Professional negligence claims against solicitors often involve missed Court deadlines.
The courts used to be fairly sympathetic to litigants who could give good reasons for any lapse, but a significant change took place in 2014. Alongside new costs rules the Courts suddenly became much more rigid in their requirement for the Court’s rules to be complied with.
Negligence claims against solicitors rose rapidly as they were caught out by the new regime and their clients lost ground in their legal cases.
As part of a general rowing back from that approach, a July 2019 case has allowed a late filed defence to defeat an application for default judgment. On the Rules the decision seems correct, but it sends a worrying signal to parties to litigation if something as fundamental as filing a defence on time is now without sanction.
The time limit for a defence
When a Claim Form is served the Defendant usually has 28 days to file a defence, or up to 56 days if an extension is agreed with the Claimant. If they fail to file a defence within that period the claimant is entitled to request judgment. This is called judgment in default (i.e of a defence). It is most useful when the defendant has no intention of defending and the claimant needs to move swiftly on to enforcement action.
Clements Smith v Berrymans Lace Mawer solicitors
However in the case of Smith v Berrymans, the Court decided that a defence filed late was sufficient to evade an application for judgment.

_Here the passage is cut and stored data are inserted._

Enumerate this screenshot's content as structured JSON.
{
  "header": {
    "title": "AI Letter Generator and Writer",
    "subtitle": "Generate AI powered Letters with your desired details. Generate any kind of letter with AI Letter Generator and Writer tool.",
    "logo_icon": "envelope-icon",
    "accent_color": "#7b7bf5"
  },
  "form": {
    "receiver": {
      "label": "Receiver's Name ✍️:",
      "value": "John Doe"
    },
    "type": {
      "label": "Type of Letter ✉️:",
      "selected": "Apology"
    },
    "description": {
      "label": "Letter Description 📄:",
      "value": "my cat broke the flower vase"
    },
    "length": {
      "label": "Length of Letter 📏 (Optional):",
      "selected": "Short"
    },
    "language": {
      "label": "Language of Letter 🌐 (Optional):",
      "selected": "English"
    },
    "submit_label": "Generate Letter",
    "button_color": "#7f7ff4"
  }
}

The claimant would have been extremely keen to have valid judgment on her claim for personal injury damages of £3m, but the defendant much prejudiced by that if it had real defences. Had the judgment in default been valid then they would have had to discuss their position with their solicitors and potentially a professional negligence claim could have resulted for any solicitors’ failings in the conduct of the claim.
In reality it seems that confusion and delays were caused by the Court itself. An application to extend time to serve a defence was made by the defendant on 30 September 2018, but that was not passed to a judge in time to be dealt with before the nominal date for service of a defence on 4 October had passed. The application for default judgment then came in from the claimant on 17 October, but again was not dealt with particularly fast. Two competing applications had been made in good faith.
The application for an extension of time to serve the defence was then listed to be heard on 15 February 2019 but in fact the defendant was able to file a defence on 28 December. This was out of time, although an application for more time had been made within the first period.
Default judgment was entered on 15 February 2019. The judge was being asked to set it aside and allow the claim to continue.
Defence stands despite being late
The judge decided that, despite the defence being filed over ten weeks late, it could stand and the judgment in default was set aside.
This favours the defendant and perhaps indicates a leniency towards the Rules but it was a decision based on the letter of the rules. It may be subject to appeal given how the outcome appears to be contrary to the intention of having a time limit in Court rules.
Solicitors will want to monitor the development of this case carefully since a request for more time to serve a defence is very often made. If no consent is given by the claimant and an application is needed then the position is clear enough for now; but it may change on appeal.